Cristóbal Trujillo Ramírez


Siempre he reconocido en este espacio que la vocación docente es un aspecto fundamental del proceso pedagógico, y por eso he presentado casos exitosos de la vida escolar que han tenido su origen en excelsos desempeños docentes y he abordado experiencias significativas de modelos educativos del mundo -como el de Finlandia, donde se ha validado la premisa de que la calidad de la educación pasa meridianamente por la calidad de sus maestros. Para quienes no gustan del romanticismo pedagógico, aprovecho la ocasión para clarificar dos aspectos: el primero es una distinción honorífica que para nada perturba, ojalá todos los que nos dedicamos a la bella labor docente perteneciéramos a los románticos de la pedagogía; y el segundo, para ser un buen maestro, además de la vocación, se requiere formación, que, dicho sea de paso, debe darse en un doble sentido, en el pedagógico y en el disciplinar. La escuela necesita maestros que amen lo que hacen, sean conocedores competentes de su disciplina y, además, sepan hacer lo que enseñan.
Estoy convencido de que poco o nada valen los esfuerzos que se hagan en la implementación de políticas educativas innovadoras para apostarle a que Colombia sea la más educada de América Latina en el 2025, si no contamos con los maestros como aliados de este propósito. No es con normativas gubernamentales o políticas nacionales como transformaremos la educación del país. Los cambios se dan dentro de la escuela, y el perfil de nuestros maestros indudablemente marcará la ruta de un nuevo amanecer en la educación del país. Por esta razón tengo muchas sospechas, porque no veo que la política educativa contemple este aspecto de la vocación docente como fundamental y prioritario, y basta con enumerar los programas pilares del Ministerio de Educación Nacional en materia de calidad para evidenciar que el eje trasversal de su diseño no es la calidad de sus maestros ni los aspectos que la posibilitan.

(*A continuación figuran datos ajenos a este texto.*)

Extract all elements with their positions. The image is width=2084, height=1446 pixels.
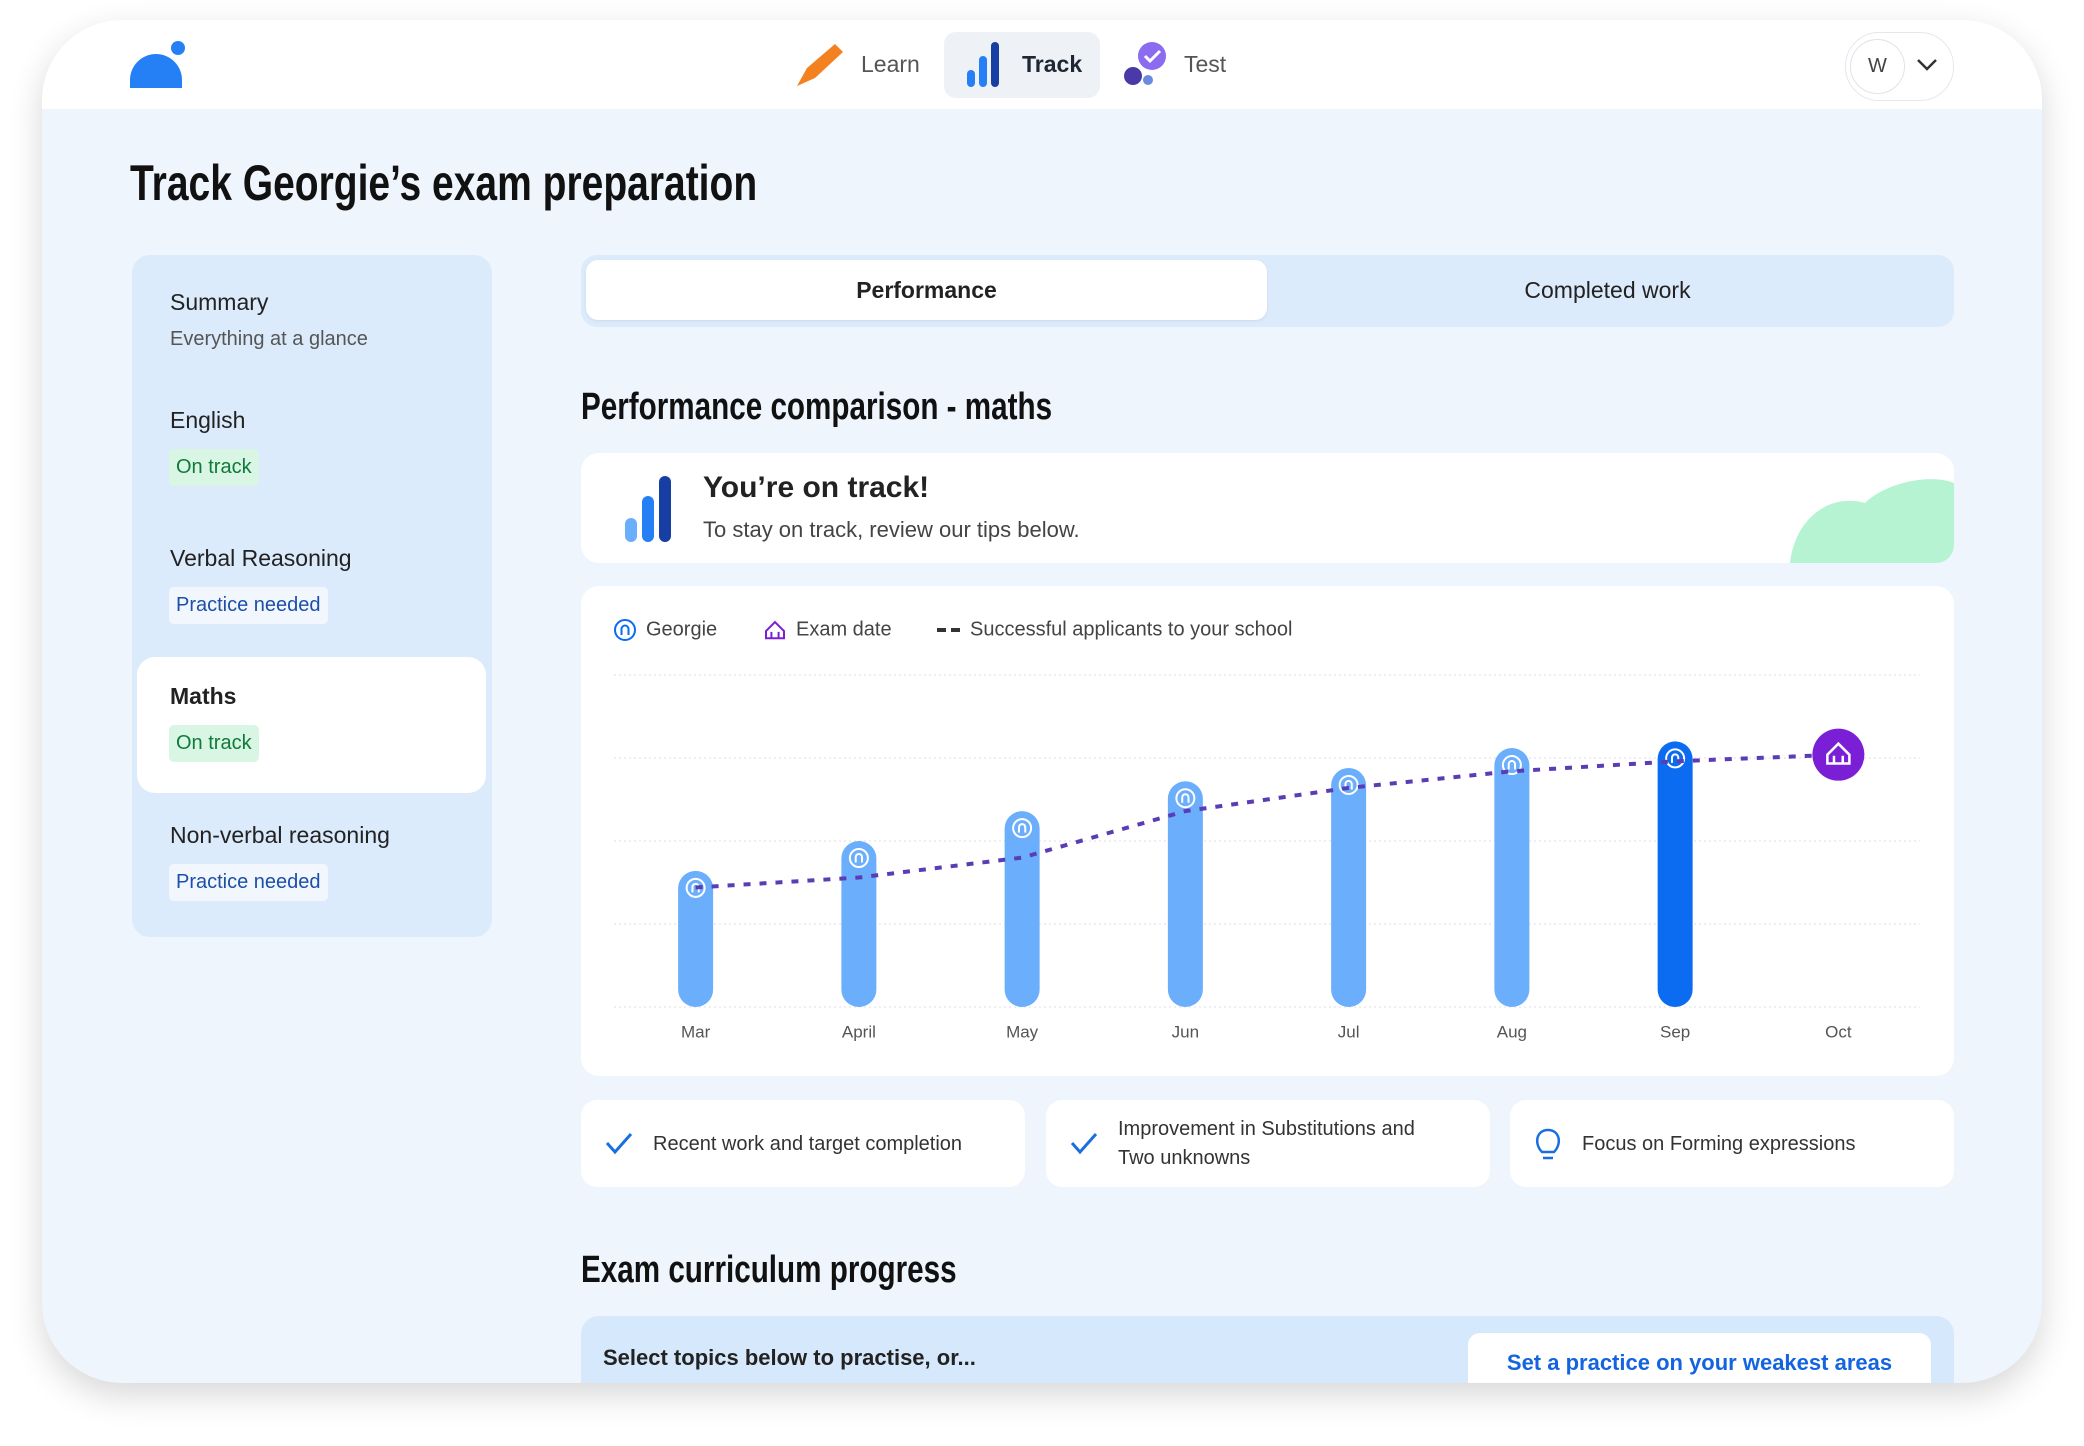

Otra cuestión que me embarga y me llena de desesperanza es que no veo que en las facultades de educación y en las escuelas normales se estén dando cita los maestros que necesita y requiere el país. Muchos de quienes cursan programas de licenciatura en las facultades de educación no quieren ser maestros, están allí porque no pasaron a ninguna otra carrera, o a la espera de poder hacer la transferencia a otro programa; muchos de los estudiantes que cursan su formación pedagógica en las escuelas normales no quieren ser maestros, de hecho menos de la mitad de ellos continúan su formación complementaria después de culminar su grado once. Advierto, esta información es tomada de diálogos académicos con autoridades de estas instituciones y no cito cifras para evitar imprecisiones.
En las escuelas normales y en las facultades de educación, sin embargo, hay quienes estudian pedagogía por convicción y la eligen como opción de vida. Logran graduarse como licenciados o bachilleres pedagógicos y entonces tienen que someterse a una desafortunada estrategia de incorporación que en la gran mayoría de los casos los deja por fuera, simplemente porque los diseños de las pruebas no potencian ni dan prioridad a la formación pedagógica y disciplinar. Es decir, muchos estudian pedagogía y no quieren ser maestros, algunos se titulan de pedagogos y no pasan el concurso, y otros, que jamás estudiaron pedagogía ni pensaron ser maestros, se incorporan a la escuela mediante un concurso de méritos. ¿En manos de quién está la escuela en Colombia?
Un asunto tan importante para cualquier nación, como el de la educación de su pueblo, no puede dejarse al vaivén de la incertidumbre. Oportuno sería que ahora, cuando el país se alista a rediseños constitucionales para el posconflicto, se les diera a la educación y a la formación de los docentes la importancia que ameritan.